Been a while since I’ve posted about records I’ve been buying, and aside from Kenny’s efforts we’ve certainly become pretty slack in that department recently, I blame pipecock for dedicating more time to making music than just talking about it! Anyway, there’s been a few new releases and new reissues that have really impressed me lately. First up and fresh out of the shrinkwrap is the new Louis Haiman album, Soul Purpose. For us vinyl lovers it’s a real treat to get some Louis Haiman material on wax as most of his previous releases have only been available on limited CD or even just downloads. It’s a nice package too, heavyweight vinyl, gatefold cover with excellent artwork. And, more importantly, the music is top notch deep techno all the way. I haven’t listened to it enough to give it a proper review or pick out particular tracks, but I’ve listened to it a few times and it flows really well as an album, no real weak points at all. I believe at least 2 of the tracks have been previously released. The production is super clean, and it sounds quite modern and contemporary but still echoes the classic Detroit sound of Transmat and the likes with it’s beautiful ghostly melodies, the percussion is innovative and quite varied, with some moments leaning more towards ambient or IDM, but it still drives along nicely. I think this might be a limited release so probably best not to sleep on it, definitely a recommend from me.
Max Monroe, aka The Trash Company, suffers from a rare condition known as Synesthesia, which allows him to make music in another realm of reality, according to the blurb on PPU’s website that is.
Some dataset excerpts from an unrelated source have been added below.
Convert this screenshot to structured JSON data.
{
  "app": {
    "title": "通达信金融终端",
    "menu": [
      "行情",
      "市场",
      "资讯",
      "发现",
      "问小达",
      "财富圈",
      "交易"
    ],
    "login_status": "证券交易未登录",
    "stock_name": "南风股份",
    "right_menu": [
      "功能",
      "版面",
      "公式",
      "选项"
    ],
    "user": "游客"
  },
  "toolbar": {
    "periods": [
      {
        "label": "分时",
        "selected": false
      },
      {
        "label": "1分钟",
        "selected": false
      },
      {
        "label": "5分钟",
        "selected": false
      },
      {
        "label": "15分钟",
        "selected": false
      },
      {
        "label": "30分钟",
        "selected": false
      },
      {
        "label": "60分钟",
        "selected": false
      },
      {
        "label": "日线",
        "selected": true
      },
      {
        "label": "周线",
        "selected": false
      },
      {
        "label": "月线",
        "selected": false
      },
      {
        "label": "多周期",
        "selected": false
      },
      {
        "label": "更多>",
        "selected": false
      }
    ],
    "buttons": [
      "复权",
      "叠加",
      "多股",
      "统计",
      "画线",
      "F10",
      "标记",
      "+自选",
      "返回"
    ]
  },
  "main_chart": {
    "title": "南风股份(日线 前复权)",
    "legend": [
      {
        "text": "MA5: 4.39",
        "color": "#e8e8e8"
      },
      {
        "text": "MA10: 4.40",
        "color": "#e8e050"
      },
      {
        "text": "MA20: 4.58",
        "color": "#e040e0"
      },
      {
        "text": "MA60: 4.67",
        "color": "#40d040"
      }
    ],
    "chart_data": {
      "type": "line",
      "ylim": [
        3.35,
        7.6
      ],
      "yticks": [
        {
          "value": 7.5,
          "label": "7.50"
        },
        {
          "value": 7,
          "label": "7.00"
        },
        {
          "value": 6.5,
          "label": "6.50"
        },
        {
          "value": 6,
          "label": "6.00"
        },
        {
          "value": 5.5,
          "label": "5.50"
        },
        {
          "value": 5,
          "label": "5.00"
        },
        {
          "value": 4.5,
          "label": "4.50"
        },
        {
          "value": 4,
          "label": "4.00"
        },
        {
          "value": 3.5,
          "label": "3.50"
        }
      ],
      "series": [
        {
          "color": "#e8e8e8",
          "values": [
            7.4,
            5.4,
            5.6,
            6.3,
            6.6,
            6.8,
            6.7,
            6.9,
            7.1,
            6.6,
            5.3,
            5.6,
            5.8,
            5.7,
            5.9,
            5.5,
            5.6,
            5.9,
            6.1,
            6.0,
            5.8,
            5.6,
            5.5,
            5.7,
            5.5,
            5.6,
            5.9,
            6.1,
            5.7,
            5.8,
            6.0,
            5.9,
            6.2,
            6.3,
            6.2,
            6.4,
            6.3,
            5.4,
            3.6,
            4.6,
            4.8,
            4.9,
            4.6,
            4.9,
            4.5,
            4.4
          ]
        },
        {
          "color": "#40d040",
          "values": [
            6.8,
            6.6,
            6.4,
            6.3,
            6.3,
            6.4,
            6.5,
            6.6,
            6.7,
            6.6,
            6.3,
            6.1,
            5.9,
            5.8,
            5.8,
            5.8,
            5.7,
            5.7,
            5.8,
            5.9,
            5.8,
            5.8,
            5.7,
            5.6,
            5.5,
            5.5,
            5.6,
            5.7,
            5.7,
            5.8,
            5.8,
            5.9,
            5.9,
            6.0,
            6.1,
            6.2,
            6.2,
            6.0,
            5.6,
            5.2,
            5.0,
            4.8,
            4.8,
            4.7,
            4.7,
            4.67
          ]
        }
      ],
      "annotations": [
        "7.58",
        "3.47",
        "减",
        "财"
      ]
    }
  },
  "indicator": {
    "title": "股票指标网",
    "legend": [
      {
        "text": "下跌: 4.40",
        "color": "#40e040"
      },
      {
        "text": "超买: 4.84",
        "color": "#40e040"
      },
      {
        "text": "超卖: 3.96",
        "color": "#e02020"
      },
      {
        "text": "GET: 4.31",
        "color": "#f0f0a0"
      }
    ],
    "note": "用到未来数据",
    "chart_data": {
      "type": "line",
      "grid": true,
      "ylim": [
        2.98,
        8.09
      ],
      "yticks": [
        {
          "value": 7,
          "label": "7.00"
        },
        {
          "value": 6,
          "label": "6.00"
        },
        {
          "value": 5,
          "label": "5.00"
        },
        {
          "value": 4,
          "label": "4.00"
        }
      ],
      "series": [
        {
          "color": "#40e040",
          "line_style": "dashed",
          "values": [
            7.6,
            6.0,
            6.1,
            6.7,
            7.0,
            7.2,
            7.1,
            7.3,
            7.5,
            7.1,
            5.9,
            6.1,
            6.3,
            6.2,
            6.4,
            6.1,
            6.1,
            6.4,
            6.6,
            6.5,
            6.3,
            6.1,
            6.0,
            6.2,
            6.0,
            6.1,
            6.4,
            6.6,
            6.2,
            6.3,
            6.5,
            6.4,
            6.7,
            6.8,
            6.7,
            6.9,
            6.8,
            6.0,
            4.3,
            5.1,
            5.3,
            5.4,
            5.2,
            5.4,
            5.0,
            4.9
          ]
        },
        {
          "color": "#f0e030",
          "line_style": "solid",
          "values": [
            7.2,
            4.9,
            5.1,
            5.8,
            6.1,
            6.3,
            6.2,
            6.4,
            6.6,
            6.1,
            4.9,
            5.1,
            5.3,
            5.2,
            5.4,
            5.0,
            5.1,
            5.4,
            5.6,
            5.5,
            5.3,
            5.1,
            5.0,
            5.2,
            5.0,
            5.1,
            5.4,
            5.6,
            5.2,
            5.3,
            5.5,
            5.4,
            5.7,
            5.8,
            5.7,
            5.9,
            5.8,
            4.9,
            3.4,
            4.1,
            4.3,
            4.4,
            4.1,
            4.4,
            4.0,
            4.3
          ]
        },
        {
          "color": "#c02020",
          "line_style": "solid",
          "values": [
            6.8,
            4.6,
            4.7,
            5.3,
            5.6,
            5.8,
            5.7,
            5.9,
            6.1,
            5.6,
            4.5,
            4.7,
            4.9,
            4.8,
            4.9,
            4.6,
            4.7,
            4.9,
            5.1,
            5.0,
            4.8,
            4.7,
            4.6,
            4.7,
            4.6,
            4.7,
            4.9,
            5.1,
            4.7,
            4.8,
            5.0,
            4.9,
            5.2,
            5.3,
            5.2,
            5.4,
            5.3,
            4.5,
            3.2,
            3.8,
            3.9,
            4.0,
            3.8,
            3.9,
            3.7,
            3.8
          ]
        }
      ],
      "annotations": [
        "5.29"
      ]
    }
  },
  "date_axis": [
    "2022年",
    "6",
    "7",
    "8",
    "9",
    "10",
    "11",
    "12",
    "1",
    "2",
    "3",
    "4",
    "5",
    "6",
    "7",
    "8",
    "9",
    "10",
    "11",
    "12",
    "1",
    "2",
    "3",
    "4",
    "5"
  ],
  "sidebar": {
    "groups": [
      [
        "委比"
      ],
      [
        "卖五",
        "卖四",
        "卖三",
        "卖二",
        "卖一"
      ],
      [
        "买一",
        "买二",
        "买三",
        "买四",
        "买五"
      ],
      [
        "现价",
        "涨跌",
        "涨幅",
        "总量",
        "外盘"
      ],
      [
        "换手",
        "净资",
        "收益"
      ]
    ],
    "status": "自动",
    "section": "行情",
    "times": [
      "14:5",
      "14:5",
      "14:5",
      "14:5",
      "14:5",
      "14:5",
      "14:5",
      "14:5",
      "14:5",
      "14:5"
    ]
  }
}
And when I first listened to his 7″ release, Pluto/For The Hook, it certainly made me sit up and take notice. Pluto is a dubbed out psychedelic electro-funk jam that wouldn’t sound out of place on Future Times and For The Hook on the flip is similar but almost leaning towards techno, kinda like a cross between Dam Funk and Ultradyne, really cool stuff. Since the intial 7″, PPU have also released a 12″ which includes both tracks from the 7″ along with 3 others. He’s been making music since the 70s, soul, funk, folk, experimental stuff, and there is due to be a compilation of some of his archive material in the near future.
Tim Maia revolutionised Brazilian popular music with his 1970 debut album, which spent 24 weeks in the charts. Having spent several years in the US, he returned to Brazil after being kicked out of the US by immigration authorities armed with a deep knowledge and love for black American music, especially soul and funk, and unleashed his Brazilian flavoured version of it on the nation. It made a major impact, not only on the Brazilian music buying public but also on contemporary musicians who had previously been much more influenced by rock music from England. In 1974 he joined the obscure UFO-obsessed religious Cult of Racional Energy, and would dress in all white and only play white instruments, and released 2 albums in dedication to this cult. His label Philips had no interest in releasing these so he started his own label, Seroma, the first independent music label in Brazil. He left the cult, disillusioned, after 2 years and soon after released the song Nobody Lives Forever, obviously a reaction to his experience with Racional. He died in 1998, aged 55. Luaka Bop have just released World Psychedelics 4, The Existential Soul Of Tim Maia – Nobody Can Live Forever, a stunning compilation of some of his best 70’s output including some of his rare Racional material. It’s the shit, trust me!
PS, thanks to Dean for the heads up on the Tim Maia!